A Constituição foi promulgada “sob a proteção de Deus”. Não se trata de ferir o conceito do Estado laico, mas nossa religiosidade não pode ser negada, por se tratar de uma manifestação cultural do povo brasileiro. Mais do que isso, é uma obrigação nossa defendê- la.
O parágrafo único do artigo 4 da Carta diz que o Brasil deve reger suas relações pelo princípio da integração cultural dos povos. Em outro trecho, no artigo 23, ela assegura a competência da União, estados e municípios na proteção e acesso aos meios de cultura.
Promover cultura sem atentar para a religião é um erro. O conceito de cultura não é — nem pode ser — excludente. Neste contexto, defendo que Bíblias — que difundem aspectos históricos, sociais e culturais — sejam disponibilizadas para consulta ao cidadão brasileiro. Retirá- las das bibliotecas vai contra o direito fundamental à cultura, garantido em nossa Constituição, assim como o ensino religioso nas escolas públicas, um dos assuntos na ordem do dia do Supremo Tribunal Federal ( STF).
A Corte realizará audiência pública com representantes da Conferência Nacional dos Bispos do Brasil ( CNBB), da Federação Espírita Brasileira ( FEB), da Confederação Israelita do Brasil ( Conib), da Sociedade Budista do Brasil ( SBB) e de lideranças evangélicas.

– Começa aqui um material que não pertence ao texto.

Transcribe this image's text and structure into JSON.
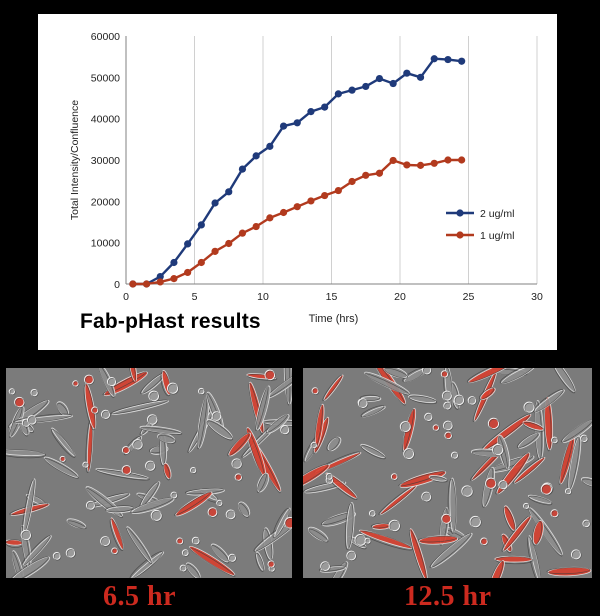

A audiência foi convocada pelo ministro Luís Roberto Barroso, relator da ação direta de inconstitucionalidade ( Adin), na qual a Procuradoria- Geral da República ( PGR) pede que o STF reconheça que o ensino religioso é de natureza não confessional, com a proibição de admissão de professores que atuem como “representantes de confissões religiosas”.
O ensino religioso já é previsto na Lei de Diretrizes e Bases da Educação e no acordo assinado entre o Brasil e o Vaticano.